In Remark 2.3.2 of Emily Riehl's Categorical Homotopy theory, she says "it is not always possible to construct functorial deformations into chain complexes of projectives or cochain complexes of injectives. In the absence of functorial deformations, this construction defines a total derived functor, but not a point-set level functor."
She defines a total derived functor to be a Kan extension, and a point-set level derived functor is one which is a pointwise Kan extension. Here's how I interpret her remark in a more general setting:
Given homotopical categories $M$ and $N$, denoted by $\mathrm{ho}_M: M \to \mathrm{Ho}(M)$ and $\mathrm{ho}_N: N \to \mathrm{Ho}(N)$ the projections to the derived categories. Suppose we have a full subcategory $i: J \hookrightarrow M$ whose inclusion is a homotopical functor, such that every object in $M$ is quasi-isomorphic to an object in $J$. Then $i$ descends to an equivalence of derived categories $\mathrm{Ho}(J) \cong \mathrm{Ho}(M)$. Moreover, if $F: M \to N$ is a functor such that $F \circ i$ is homotopical, then $\mathrm{ho}_N \circ F \circ i$ descends to the derived functor $\mathbf{R}F: \mathrm{Ho}(M) \to \mathrm{Ho}(N).$
I have not checked that $i$ induces an equivalence of derived categories under these assumptions, but it certainly seems plausible to me.
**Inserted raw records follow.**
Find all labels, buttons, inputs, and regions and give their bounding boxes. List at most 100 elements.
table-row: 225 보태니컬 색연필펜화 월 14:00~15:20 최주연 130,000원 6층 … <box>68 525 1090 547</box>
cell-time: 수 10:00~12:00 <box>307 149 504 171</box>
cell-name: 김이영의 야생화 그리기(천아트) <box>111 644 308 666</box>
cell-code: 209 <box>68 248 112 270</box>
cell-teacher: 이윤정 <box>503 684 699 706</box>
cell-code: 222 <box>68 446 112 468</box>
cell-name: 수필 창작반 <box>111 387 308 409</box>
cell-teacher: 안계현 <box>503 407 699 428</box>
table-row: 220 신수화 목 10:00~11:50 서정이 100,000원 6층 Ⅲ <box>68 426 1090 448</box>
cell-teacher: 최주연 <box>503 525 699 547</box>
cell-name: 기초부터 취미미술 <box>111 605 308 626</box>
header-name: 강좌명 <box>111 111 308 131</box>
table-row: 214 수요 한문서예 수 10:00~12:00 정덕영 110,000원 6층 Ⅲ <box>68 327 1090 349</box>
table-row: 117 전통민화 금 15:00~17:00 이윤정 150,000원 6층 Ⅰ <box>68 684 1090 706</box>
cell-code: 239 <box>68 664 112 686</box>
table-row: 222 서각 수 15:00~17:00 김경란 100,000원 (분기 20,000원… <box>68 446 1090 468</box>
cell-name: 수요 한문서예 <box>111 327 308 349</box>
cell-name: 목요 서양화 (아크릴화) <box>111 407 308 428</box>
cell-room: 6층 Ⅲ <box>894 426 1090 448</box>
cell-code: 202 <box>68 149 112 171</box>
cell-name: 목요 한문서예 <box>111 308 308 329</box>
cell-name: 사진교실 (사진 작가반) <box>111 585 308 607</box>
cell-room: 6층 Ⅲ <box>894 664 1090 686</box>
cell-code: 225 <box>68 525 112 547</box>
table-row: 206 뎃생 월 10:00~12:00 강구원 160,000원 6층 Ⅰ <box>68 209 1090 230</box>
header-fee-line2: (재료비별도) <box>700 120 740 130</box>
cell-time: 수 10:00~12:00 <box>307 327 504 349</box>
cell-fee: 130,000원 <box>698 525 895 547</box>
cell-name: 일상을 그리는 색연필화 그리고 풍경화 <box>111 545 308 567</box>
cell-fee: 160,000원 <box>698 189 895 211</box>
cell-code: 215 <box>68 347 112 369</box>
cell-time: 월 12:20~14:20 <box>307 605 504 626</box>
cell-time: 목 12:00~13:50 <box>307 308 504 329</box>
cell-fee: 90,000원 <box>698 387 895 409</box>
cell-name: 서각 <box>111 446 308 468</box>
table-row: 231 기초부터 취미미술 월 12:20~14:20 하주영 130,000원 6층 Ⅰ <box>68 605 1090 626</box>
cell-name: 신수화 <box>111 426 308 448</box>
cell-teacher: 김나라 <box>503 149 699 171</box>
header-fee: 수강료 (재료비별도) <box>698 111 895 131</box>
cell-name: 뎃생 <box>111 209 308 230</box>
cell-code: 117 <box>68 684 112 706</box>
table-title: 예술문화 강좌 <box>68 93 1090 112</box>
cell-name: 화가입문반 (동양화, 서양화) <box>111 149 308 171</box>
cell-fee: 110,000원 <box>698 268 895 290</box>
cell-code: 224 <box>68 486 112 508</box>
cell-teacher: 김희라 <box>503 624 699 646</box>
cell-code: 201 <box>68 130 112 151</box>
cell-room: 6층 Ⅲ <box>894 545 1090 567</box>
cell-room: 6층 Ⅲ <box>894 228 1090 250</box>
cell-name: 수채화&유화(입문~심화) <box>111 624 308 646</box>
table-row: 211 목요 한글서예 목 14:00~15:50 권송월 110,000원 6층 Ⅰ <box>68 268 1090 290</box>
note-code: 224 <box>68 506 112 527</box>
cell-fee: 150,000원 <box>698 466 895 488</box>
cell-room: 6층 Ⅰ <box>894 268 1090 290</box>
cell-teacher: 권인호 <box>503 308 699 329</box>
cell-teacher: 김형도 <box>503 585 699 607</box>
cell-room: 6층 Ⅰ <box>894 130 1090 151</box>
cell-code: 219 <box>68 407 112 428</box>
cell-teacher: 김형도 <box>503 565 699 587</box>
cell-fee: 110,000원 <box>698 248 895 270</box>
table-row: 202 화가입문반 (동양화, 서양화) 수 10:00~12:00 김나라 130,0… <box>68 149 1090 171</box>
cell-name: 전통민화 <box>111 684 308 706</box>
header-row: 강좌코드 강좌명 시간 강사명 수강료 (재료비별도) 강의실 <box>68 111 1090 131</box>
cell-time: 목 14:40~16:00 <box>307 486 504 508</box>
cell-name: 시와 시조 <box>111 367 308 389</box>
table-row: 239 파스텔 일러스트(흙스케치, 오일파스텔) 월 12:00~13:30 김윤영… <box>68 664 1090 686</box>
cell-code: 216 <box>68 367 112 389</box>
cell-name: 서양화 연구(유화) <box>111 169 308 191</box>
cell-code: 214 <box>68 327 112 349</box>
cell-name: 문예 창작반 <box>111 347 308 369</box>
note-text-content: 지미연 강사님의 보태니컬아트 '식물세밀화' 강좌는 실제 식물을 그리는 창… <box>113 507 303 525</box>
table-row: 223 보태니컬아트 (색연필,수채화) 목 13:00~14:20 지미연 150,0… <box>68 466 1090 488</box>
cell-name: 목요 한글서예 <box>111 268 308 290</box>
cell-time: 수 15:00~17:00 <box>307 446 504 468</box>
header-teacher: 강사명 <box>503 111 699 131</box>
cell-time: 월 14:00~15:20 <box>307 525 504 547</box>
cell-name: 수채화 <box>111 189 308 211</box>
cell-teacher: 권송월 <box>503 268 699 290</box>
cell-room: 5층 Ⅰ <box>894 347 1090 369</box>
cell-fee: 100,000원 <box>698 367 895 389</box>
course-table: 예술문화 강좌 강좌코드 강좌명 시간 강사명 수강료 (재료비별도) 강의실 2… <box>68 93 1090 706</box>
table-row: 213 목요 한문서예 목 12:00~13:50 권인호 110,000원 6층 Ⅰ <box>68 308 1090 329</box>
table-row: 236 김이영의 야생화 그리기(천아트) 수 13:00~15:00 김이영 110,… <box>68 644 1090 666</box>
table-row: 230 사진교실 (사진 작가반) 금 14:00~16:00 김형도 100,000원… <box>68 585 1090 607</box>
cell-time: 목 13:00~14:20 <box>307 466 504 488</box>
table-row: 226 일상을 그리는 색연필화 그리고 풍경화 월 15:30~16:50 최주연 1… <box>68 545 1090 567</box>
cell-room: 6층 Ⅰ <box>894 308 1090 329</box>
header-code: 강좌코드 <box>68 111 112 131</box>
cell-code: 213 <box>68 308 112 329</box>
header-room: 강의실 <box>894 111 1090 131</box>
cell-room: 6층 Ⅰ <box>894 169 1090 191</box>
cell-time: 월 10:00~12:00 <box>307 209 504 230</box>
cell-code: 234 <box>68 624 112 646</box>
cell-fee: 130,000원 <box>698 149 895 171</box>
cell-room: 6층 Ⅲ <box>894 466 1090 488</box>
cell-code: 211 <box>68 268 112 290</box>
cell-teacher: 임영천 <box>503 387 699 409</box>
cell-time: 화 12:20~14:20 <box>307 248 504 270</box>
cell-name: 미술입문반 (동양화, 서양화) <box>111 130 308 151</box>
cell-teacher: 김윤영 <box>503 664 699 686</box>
It suffices to show that any fully faithful homotopical functor descends to a fully faithful functor between derived categories, since $i$ obviously descends to an essentially surjective functor.
With regards to showing that this is composite I have defined is indeed the total right derived functor, the biggest issue is that I don't see how to get the unit natural transformation for the left Kan extension. When Emily Riehl constructed point-set derived functors via functorial deformations the natural transformation was inherited from the functorial deformation, but here I would have to construct it from scratch.
Anyway, is my conjecture correct? If so, does anyone know of a proof?